Jane Seymour escogió el vestido de novia el día que ejecutaron a mi hermana. Ni siquiera la maldije por ello. Ana o yo hubiéramos hecho lo mismo. Cuando Enrique cambiaba de opinión siempre lo hacía rápido, y era una sabia mujer la que fuera con él sin oponerse. Ahora que se había divorciado de una esposa impecable y decapitado a otra, incluso más. Ahora conocía su poder.
Jane sería la nueva reina y los niños, cuando los tuviera, los próximos príncipes y princesas. O quizá esperara cada mes, como las otras reinas, desesperada por saber si había concebido, sabiendo cada mes que no sucediera que el amor de Enrique se desvanecería algo más, que su paciencia sería algo más corta. O la maldición de Ana para que muriera durante el parto, así como su hijo, podía cumplirse. No envidiaba a Jane Seymour. Había visto dos reinas casadas con el rey Enrique y ninguna de ellas obtuvo mucha alegría de ello.

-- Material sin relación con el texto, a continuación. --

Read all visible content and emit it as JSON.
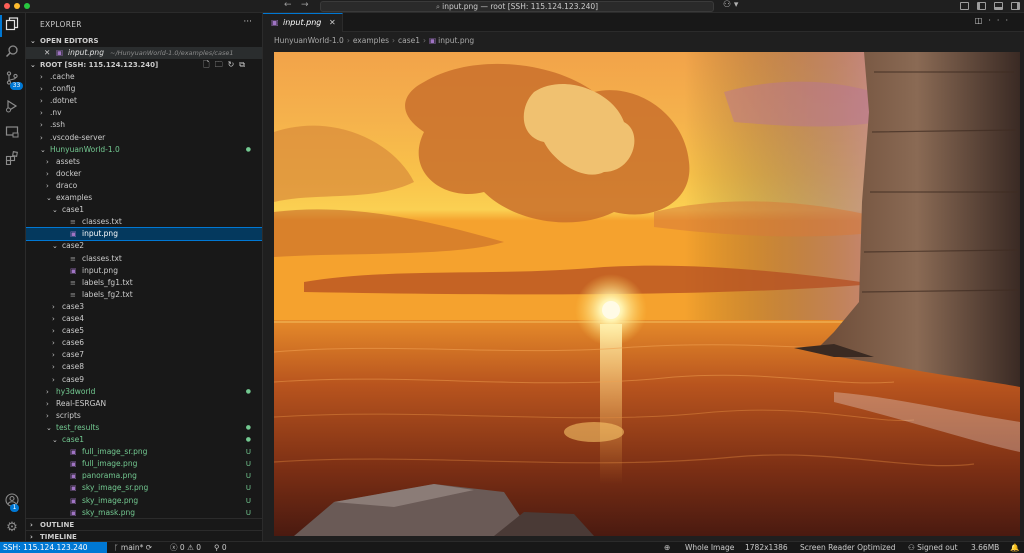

Y en cuanto a nosotros, los Bolena, mi padre tenía razón, lo único que podíamos hacer ahora era sobrevivir. Mi tío había perdido una buena baza con la muerte de Ana. La había arrojado al tablero de juego igual que a mí o a Madge. Si una muchacha era adecuada para seducir o para acallar el enojo del rey, o incluso para aspirar al mayor rango de la tierra, siempre tendría a otra joven Howard preparada. Volvería a jugar. Pero nosotros, los Bolena, estábamos destruidos. Habíamos perdido a nuestra joven más famosa, la reina Ana, y a Jorge, nuestro heredero. Y la hija de Ana, Elizabeth, era una desconocida, menos valiosa incluso que la princesa María. Nunca volverían a llamarla princesa. Nunca se sentaría en el trono.

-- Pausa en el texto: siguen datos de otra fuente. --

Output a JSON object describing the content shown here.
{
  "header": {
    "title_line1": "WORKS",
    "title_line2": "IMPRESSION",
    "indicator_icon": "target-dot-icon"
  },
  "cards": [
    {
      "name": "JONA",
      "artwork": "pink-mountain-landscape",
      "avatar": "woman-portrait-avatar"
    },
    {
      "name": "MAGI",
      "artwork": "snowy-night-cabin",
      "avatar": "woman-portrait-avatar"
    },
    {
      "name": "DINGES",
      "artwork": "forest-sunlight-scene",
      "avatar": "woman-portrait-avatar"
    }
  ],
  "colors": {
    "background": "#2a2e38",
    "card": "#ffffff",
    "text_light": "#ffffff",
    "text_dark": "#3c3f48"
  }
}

—Me alegro —dije sencillamente a William mientras los niños dormitaban mecidos por el movimiento del barco—. Quiero vivir en el campo contigo. Educar a nuestros hijos para que se quieran entre ellos y sean temerosos de Dios. Ahora quiero encontrar un poco de paz, ya he tenido bastante del gran juego de la corte. He visto el precio que debe pagarse y es demasiado caro. Simplemente te quiero. Sólo quiero vivir en Rochford y amarte.
Me rodeó con un brazo y me apretó a su lado contra el viento frío que venía del mar.
—De acuerdo —dijo—. Ya has hecho tu parte. —Miró hacia delante, a la proa del barco, donde estaban mis dos hijos mirando el mar, río abajo, balanceándose con el rítmico batir de los remos—. Pero ¿esos dos? En algún momento de su vida volverán a navegar río arriba, de vuelta a la corte y al poder.
Agité la cabeza en señal de protesta.
—Son medio Bolena y medio Tudor —dijo—. Dios mío, vaya combinación. Y su prima Elizabeth lo mismo. Nadie puede decir qué harán.